Newspapers Lose $10 Dollars in Print for Every Digital $1

March 19, 2012

U.S. newspapers lost $10 in print advertising revenue last year for every $1 they gained online, a deeper loss than in 2010, as competition from Internet companies increases, a study by Pew Research Center found.

Newspaper revenues declined more sharply last year than in 2010 when publishers lost $7 in print advertising for every $1 generated from online outlets, according to Pew’s study entitled “State of the News Media,” which is published today.

“They’re continuing to lose ground to tech intermediaries,” such as Google Inc. and Facebook Inc. (FB) as well as to Apple Inc. (AAPL) and Internet retailer Amazon.com Inc. (AMZN), said Tom Rosenstiel, director of Pew’s Project for Excellence in Journalism, in a telephone interview. “The news industry has been fundamentally disadvantaged in this area,” he said.

The industry, suffering declines in print advertising, hasn’t been able to make up for those losses with digital revenue. Washington-based Pew’s study follows last week’s report from the Newspaper Association of America that revealed total newspaper ad revenue dropped 7.3 percent to $23.9 billion in 2011 from the previous year.

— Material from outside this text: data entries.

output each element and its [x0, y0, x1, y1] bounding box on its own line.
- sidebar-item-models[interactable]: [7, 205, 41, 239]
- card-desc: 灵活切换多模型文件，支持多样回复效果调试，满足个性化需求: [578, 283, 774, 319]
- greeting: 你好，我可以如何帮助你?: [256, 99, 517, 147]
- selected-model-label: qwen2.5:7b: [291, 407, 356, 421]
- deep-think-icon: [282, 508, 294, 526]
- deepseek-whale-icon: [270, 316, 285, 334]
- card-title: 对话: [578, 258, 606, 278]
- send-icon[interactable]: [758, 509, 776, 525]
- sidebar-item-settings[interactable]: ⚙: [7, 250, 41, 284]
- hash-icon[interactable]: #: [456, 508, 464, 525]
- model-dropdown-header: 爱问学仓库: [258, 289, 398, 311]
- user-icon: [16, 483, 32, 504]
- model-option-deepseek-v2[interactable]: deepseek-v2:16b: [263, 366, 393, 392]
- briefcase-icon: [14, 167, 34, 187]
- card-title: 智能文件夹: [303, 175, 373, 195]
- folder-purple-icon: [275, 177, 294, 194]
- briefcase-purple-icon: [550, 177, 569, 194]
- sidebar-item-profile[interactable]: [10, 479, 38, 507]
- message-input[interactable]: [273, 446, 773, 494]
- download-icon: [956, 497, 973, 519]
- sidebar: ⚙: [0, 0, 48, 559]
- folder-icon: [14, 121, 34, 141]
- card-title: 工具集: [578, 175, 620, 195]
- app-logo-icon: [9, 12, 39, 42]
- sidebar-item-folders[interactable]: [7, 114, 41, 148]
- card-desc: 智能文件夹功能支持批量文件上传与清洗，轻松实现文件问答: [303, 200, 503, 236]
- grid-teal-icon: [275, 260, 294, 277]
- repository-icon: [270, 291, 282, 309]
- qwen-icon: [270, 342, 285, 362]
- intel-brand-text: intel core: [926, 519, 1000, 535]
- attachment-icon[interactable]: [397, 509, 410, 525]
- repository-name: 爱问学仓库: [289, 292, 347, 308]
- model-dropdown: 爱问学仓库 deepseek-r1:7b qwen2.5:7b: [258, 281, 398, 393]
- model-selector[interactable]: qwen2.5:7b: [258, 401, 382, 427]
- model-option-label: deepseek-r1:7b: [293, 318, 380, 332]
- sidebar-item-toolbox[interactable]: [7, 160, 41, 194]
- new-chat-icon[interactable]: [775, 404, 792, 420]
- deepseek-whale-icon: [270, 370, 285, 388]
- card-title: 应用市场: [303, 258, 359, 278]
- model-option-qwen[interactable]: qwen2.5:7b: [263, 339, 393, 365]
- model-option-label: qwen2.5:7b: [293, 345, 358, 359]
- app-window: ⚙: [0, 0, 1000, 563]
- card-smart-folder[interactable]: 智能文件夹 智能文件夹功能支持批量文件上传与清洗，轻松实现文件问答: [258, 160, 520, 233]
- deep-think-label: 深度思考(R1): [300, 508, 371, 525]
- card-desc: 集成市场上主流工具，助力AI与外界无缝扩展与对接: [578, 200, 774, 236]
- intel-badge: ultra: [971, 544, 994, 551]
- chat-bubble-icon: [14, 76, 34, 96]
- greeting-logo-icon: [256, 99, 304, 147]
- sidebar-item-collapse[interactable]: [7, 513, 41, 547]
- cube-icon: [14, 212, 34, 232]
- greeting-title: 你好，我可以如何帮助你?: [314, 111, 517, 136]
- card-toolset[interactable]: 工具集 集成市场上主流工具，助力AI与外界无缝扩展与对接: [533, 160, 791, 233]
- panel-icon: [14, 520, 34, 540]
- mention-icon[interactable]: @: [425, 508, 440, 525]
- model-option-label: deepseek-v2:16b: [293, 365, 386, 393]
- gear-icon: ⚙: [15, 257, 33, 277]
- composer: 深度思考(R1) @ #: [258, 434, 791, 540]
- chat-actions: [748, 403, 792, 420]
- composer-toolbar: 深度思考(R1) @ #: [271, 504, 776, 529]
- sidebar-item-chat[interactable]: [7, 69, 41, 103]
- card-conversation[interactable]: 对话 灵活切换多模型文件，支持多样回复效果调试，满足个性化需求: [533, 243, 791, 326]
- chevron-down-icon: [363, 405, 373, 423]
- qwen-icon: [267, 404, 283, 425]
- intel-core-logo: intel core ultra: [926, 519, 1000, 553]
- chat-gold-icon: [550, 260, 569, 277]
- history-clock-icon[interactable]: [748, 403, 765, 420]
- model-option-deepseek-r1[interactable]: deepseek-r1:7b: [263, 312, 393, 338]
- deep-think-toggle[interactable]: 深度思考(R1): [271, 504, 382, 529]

While online advertising among news groups increased by about $207 million, print advertising revenue declined by around $2.1 billion, Pew said.

Personalized Data

Newspaper groups have failed to capitalize on the volume of personalized data available online in the face of increased competition from companies including Google (GOOG) and Facebook, which are selling advertising targeted to consumers based on their interests and demographics, typically at higher ad rates, Rosenstiel said.

Newspapers have slowly shifted their businesses online, led in part by the recent success of New York Times Co. (NYT)’s plan to charge readers for access to its newspapers’ websites. Pew’s study estimates as many as 100 newspapers are expected to offer a digital subscription model in the coming months.

Times Co. has about 406,000 paying subscribers to its websites, including those for its namesake paper as well as the Boston Globe and International Herald Tribune.

The Los Angeles Times, owned by Tribune Co., began charging for access to its website last month. Gannett Co. (GCI) said it would move 81 of its daily newspapers to an online paid model before the end of the year, with the exception of its flagship newspaper, USA Today.

“A growing number of executives predict that in five years many newspapers will offer a print home-delivered newspaper only on Sunday,” Pew’s report said.

News groups may consider business models similar to those of Thomson Reuters Corp. (TRI) and Bloomberg LP, Rosenstiel said. They may also consider becoming partners with data-driven companies such as Google and Facebook, he said.

Bloomberg LP, the parent of Bloomberg News, competes with Thomson Reuters in selling financial and legal information and trading systems.